A Bolívia, por sua vez, é um caso ainda recente. Em 21 de fevereiro de 2016 foi realizado um referendo na país consultando a população sobre a possibilidade de uma reforma constitucional que permitisse mais de uma reeleição, pois até aquele momento a constituição boliviana permitia apenas uma reeleição restringindo a dois os mandatos presidenciais consecutivos. Os resultados do referendo foram polarizados. O “não” a uma reforma constitucional venceu com 51,30% dos votos frente aos 48,70% de votos favoráveis à reforma. Mas em novembro de 2017 o Tribunal Constitucional Plurinacional publicou um entendimento favorável a reeleições indefinidas, permitindo que Evo Morales concorresse a uma quarto mandato nas eleições presidenciais de 2019. A eleição, ocorrida em 20 de outubro de 2019, foi vencida por Morales, mas em meio à uma série de acusações de fraudes. Perante essa situação, a OEA publicou informe indicando vulnerabilidades no processo eleitoral. Nesse meio tempo, a oposição se mobilizou e deu início a protestos que foram se tornando violentos. O resultado desse entrave é que em 10 de novembro Evo Morales foi coagido a renunciar à presidência. Assim, as últimas semanas têm sido de forte tensões na sociedade boliviana.

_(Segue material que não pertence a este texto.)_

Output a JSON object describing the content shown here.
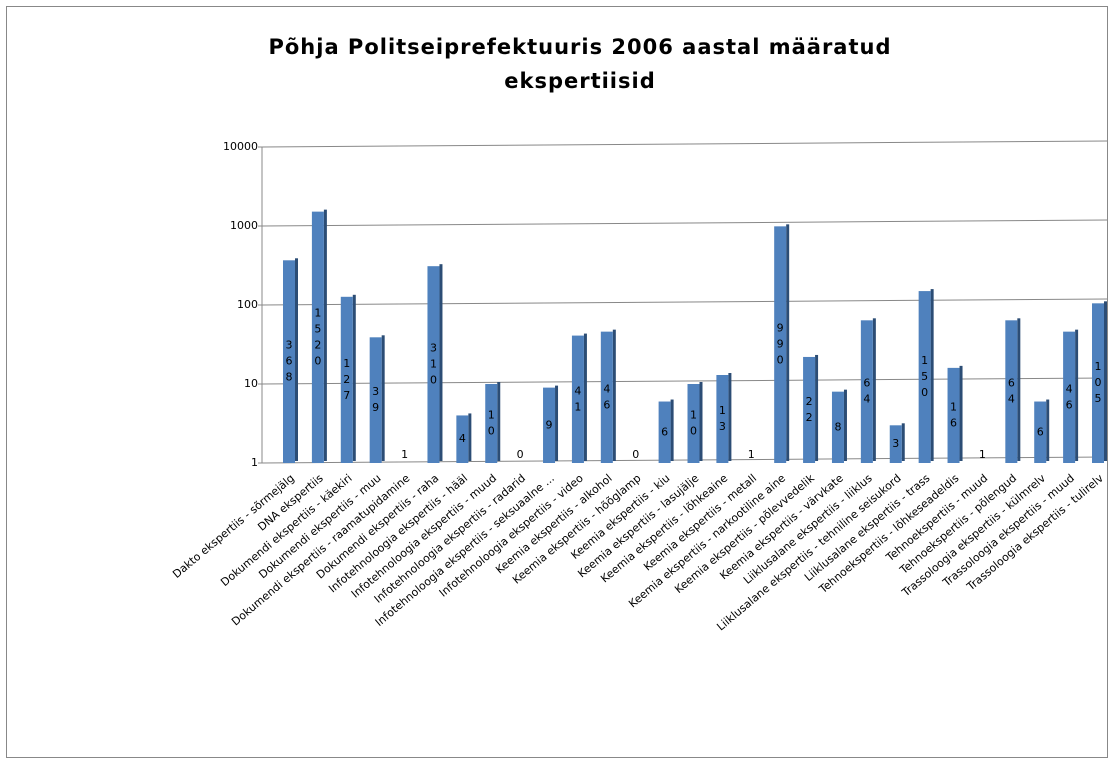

Diante desses dois casos de instabilidade política e de ameaça à democracia, podia-se esperar que, principalmente, o Mercosul e a Unasul – enquanto organizações regionais sul-americanas mais dinâmicas na última década – atuassem em prol da resolução das crises políticas. Contudo, nos últimos anos houve um processo sistemático de despolitização e de enfraquecimento das instituições regionais na América do Sul. O caso mais notório é o da Unasul. A organização, que possuía um impasse para a eleição de um novo Secretário-Geral desde 2017 por conta da polarização ideológica dos Estados-membros, foi paralisada a partir do momento em que seis dos seus membros suspenderam suas participações na organização em abril de 2018. Já em abril de 2019, o governo de Jair Bolsonaro anunciou a saída oficial do Brasil – maior idealizador e líder – da Unasul, concretizando, por fim, seu desmantelamento.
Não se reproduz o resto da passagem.